I was recently tasked with learning and developing OAuth 1.0A and 2.0 servers, and it got me thinking about the use of OAuth when dealing with loosely coupled systems and software as a service. Having completed the task of writing an OpenID Server in the past, after I completed work on the OAuth server, I think I finally have a really firm understanding of the true differences between authorization vs. authentication. Given this, I imagined OAuth and OpenID as the central hub for authorized activities in a series of loosely coupled systems, but the difference between the two and what they do was incredibly difficult to integrate in my head. My local application would have additional capabilities saying that it really didn’t need to get authorization to get access keys, where as any other application would be forced to. This appeared to require additional capabilities, but I think that there might be a way to do this, and the only thing that I would need to remove is the authorize page for auto authorized applications.
Either way, I’m going to talk through a process flow really quick and push this out into the world. If you don’t already know what OpenID and OAuth are, then you should go out and get some understanding. I’m going to expect a lot of knowledge of their process flows from the get go. I’m not a fan of OAuth 2.0, so most of what I’ll discuss is 1.0A (this is mostly security complaints, non-signed bearer tokens scare the living daylights out of me).
Here is an image that might be able to describe what I’m thinking a bit better than a bunch of words.
All of this follows a very normal web flow. First, you have login which uses OpenID. This is very standard, and I use this all over the place. It gives you an actual identity. OAuth, by default, does nothing of the sort – it is for authorization, not authentication. Now, normally, for any external web application, having the authorization and authentication completely separate is fine. Note that even in my diagram that Login and Authorization flows are completely separated. They should be, as they are two separate activities and ideas.
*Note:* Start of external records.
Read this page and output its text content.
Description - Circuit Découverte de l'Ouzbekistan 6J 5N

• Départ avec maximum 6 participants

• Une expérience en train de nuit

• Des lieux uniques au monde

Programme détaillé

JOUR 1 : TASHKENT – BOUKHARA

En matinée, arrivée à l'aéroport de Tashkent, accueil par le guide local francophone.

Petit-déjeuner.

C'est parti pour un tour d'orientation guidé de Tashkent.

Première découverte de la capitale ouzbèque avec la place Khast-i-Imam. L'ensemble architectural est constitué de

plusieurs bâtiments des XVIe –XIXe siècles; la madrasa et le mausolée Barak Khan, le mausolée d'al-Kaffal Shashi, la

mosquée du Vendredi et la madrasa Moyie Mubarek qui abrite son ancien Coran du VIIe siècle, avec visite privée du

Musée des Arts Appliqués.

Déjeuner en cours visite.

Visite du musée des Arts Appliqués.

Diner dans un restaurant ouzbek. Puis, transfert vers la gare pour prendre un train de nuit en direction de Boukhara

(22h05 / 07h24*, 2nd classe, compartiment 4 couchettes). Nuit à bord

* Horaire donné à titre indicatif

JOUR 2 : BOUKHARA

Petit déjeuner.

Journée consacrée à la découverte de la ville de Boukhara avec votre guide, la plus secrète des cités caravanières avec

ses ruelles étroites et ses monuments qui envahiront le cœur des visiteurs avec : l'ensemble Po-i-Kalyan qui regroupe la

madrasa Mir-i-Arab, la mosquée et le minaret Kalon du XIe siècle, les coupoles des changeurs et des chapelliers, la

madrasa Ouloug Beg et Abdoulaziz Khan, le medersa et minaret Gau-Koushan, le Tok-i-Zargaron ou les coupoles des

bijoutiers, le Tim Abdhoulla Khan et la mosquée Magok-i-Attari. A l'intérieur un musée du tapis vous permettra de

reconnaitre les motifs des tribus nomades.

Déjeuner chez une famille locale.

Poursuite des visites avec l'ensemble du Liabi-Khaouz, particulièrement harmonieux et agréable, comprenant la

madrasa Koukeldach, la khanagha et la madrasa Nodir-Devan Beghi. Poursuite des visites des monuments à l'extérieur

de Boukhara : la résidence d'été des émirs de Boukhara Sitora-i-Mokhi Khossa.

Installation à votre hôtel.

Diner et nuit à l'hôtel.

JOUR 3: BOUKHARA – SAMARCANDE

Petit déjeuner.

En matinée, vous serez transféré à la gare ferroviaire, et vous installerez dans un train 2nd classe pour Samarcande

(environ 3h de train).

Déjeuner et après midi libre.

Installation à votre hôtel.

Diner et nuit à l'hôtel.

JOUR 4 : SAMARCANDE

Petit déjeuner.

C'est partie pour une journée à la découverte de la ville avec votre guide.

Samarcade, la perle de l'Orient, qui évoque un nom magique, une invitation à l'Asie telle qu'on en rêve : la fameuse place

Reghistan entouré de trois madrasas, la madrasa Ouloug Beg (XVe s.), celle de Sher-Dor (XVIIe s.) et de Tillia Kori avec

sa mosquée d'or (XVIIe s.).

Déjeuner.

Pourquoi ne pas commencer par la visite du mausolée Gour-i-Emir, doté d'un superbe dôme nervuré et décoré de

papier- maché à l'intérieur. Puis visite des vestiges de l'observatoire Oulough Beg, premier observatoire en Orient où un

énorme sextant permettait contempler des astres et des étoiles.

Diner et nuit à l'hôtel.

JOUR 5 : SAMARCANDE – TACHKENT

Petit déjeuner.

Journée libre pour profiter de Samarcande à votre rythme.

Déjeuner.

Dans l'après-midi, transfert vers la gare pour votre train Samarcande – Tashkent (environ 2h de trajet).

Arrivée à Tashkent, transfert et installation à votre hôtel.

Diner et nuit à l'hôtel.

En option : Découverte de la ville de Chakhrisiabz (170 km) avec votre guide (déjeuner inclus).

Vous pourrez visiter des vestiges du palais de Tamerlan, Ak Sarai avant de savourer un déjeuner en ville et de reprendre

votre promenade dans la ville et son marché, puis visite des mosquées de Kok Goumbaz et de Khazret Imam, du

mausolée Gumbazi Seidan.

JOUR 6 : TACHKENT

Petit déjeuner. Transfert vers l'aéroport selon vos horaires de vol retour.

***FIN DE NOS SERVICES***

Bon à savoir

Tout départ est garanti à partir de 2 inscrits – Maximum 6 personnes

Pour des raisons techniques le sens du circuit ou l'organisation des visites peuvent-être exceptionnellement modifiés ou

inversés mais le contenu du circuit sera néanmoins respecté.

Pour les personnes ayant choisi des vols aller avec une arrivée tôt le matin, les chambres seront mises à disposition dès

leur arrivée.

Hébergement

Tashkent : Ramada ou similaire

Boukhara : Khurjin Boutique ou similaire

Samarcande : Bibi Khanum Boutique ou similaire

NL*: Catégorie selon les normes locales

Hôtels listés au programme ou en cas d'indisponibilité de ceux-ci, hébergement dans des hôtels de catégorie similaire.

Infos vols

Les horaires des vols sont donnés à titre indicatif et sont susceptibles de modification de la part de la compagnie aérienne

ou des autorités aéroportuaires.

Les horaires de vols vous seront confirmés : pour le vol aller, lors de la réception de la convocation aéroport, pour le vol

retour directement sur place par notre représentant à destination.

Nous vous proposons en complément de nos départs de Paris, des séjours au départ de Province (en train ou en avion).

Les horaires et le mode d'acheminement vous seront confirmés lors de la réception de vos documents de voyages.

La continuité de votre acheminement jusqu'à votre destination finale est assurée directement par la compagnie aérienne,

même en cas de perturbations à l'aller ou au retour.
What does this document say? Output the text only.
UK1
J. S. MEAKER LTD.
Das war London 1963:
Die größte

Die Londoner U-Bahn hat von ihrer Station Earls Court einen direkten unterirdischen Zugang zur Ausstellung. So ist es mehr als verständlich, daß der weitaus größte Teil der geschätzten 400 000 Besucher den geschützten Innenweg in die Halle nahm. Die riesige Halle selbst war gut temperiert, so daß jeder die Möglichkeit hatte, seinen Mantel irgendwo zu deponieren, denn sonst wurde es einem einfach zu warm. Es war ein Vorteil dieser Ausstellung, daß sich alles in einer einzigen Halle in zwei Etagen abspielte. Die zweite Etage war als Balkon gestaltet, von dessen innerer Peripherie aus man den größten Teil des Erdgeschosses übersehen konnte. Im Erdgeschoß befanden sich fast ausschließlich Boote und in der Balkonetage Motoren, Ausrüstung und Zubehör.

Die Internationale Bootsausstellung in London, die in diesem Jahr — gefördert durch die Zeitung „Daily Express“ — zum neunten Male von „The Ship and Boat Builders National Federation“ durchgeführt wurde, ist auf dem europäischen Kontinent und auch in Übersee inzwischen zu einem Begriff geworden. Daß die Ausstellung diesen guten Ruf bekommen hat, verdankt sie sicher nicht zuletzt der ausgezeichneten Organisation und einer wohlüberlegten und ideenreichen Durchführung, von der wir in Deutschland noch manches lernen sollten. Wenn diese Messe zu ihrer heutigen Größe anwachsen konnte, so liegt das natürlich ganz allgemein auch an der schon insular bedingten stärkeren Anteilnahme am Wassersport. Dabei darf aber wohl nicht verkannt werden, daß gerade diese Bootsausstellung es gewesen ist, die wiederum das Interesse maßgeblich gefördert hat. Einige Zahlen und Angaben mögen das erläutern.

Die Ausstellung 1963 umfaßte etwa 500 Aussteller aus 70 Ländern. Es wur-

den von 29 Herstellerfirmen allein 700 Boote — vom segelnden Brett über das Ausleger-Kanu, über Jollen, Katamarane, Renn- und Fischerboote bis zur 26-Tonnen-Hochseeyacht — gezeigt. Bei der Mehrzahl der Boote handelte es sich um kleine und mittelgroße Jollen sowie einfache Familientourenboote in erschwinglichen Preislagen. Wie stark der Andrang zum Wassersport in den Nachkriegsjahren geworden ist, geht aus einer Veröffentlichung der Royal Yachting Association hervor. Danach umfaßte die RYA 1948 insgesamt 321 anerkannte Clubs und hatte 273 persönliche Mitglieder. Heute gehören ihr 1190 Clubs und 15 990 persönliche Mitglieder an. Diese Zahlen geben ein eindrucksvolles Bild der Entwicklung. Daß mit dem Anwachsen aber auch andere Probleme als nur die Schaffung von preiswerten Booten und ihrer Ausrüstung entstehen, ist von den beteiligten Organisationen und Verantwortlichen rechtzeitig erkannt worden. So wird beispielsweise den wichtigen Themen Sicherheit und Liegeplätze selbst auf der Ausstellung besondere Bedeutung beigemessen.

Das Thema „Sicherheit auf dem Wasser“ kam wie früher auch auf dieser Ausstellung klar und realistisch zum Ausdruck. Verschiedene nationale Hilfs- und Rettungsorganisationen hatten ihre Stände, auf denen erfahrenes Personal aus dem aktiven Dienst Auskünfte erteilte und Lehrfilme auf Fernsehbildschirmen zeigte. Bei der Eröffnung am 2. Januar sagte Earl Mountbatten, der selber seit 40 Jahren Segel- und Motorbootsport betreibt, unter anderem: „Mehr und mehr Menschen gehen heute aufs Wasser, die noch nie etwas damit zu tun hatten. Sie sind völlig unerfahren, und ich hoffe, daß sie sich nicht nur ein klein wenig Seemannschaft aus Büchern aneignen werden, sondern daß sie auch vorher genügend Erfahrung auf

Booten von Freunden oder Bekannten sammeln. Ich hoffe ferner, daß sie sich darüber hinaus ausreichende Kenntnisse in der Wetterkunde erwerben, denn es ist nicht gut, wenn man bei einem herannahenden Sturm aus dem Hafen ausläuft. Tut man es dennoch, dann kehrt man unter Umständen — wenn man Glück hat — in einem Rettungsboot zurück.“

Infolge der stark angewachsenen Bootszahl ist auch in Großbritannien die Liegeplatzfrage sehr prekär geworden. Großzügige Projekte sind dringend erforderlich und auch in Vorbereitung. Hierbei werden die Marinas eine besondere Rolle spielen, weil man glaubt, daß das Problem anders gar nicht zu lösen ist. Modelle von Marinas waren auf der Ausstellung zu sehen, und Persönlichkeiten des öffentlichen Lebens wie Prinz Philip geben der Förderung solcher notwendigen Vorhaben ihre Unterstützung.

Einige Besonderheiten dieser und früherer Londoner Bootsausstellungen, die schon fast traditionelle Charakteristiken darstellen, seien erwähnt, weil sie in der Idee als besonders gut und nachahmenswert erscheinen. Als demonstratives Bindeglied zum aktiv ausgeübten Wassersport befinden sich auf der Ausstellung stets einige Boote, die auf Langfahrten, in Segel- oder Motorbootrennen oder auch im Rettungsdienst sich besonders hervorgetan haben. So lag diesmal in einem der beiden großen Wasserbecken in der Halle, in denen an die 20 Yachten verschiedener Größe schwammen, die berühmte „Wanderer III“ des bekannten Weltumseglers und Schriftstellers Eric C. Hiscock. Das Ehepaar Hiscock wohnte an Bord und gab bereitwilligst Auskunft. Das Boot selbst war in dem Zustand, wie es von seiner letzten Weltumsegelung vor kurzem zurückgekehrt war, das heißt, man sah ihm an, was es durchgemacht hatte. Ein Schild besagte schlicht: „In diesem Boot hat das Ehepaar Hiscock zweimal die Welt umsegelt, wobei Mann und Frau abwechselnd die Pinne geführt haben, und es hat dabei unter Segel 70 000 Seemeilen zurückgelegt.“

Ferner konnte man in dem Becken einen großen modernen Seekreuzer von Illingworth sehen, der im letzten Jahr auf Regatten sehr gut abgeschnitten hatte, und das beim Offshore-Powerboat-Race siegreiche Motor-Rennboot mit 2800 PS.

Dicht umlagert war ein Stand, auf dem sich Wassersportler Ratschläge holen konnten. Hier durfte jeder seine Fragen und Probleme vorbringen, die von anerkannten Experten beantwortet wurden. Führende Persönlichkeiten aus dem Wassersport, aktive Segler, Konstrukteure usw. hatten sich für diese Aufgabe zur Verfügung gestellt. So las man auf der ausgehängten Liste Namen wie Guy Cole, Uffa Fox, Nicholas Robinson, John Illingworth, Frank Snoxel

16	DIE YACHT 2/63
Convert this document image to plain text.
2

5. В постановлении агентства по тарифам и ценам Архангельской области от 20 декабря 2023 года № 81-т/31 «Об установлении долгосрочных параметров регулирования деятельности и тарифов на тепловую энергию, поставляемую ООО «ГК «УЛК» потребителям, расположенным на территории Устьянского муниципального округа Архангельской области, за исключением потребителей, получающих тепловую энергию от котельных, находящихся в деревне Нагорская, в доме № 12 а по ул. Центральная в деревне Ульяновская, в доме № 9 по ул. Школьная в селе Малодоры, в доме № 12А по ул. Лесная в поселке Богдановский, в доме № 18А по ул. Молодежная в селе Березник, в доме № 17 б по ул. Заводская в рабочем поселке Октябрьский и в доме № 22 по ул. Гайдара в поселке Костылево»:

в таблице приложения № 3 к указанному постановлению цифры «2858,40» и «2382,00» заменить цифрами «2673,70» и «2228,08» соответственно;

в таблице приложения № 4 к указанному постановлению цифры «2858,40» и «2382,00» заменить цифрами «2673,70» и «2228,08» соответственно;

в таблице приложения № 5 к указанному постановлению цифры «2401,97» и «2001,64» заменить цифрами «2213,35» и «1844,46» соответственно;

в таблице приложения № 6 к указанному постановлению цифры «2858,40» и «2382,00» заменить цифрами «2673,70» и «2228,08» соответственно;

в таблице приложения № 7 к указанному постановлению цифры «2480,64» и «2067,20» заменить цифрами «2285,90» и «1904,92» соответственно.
Authorization gives you a token that represents ‘someone’, but you actually have no idea who that is, other than they are authorized and connected to your application and probably to a user id that you are keeping internally. You might have service availability that gives you information about the resource attached to that token (for instance, in Facebook Graph, that would be ‘/me’), but that comes after the fact.
This creates a conundrum – how do I force the attachment between a logged in user on my side, and the OAuth token that I will receive from the Authorization server as well, without extending OAuth (because I want to make my stuff available to non-internal applications eventually). You could argue that this is all overkill for a little app that I’m writing myself, but this is a really good standard way to make pieces of your application tie in together and to make it so that you could easily give OAuth OR OpenID for external application usage.
Connecting Authorization and Authentication
I was trying to find ways to connect these things together, and I think that one possible way to do so is to have multiple OAuth endpoints – some representing specific users. The identity that you return via OpenID could be used as an OAuth endpoint given the state of parameters or the authorization header sent that is typical in OAuth requests. Using this, you could enforce authorization by a specific user without actually extending the OAuth protocol.
At this point, I would like to make clear that this is only really feasibly secure via the OAuth 1.0A standard as defined. One problem solved in 1.0A not solved in 2.0 that breaks this is that you could change the url that you are directed to in 2.0, which would be hugely problematic especially if for your own web application you were hoping to avoid the authorization screen (essentially auto-authorize, which could be an application capability you could attach to application keys – but that you would attach only to your own). Since 1.0A has a standard way of signing which includes the URI base in the string it supplies to the digest, trying to gain the capabilities of another user by changing the base URI would result in failed signature verification. This type of signing, and the nature of the strings supplied to the signature hash, are a perfect example of why OAuth 1.0A is superior to 2.0.
With that out of the way, you could logically build an app that first requested an OpenID Identity from the authorization server. Let’s say that the identity returned was
“http://www.paulsalcido.com/user/paulsalcido”. Using a properly developed OAuth endpoint, and with an application key for my personal web application that included an auto-authorization capability, I could get my request key and redirect to the endpoint “http://www.paulsalcido.com/user/paulsalcido”, where, because it had oauth parameters or headers, I could require that the user represented by the identity become the logged in user, then either get authorization or skip it for auto-auth application keys (auth is all up to the server implementation anyhow).
Now, if you were to code your entire code base using the OAuth model with SaaS, then opening up either a) OpenID and/or b) OAuth is incredibly simple, especially if you have a non-OpenID identity OAuth endpoint (for instance, http://www.paulsalcido.com/oauth/, etc.). External applications would not have the same need of attaching OpenID and OAuth together – only your internal application where it is expected behavior of a primary web application interface.
I don’t know if this is SOA overkill, but thought it would be something interesting to mention because I’ve been thinking about it a lot.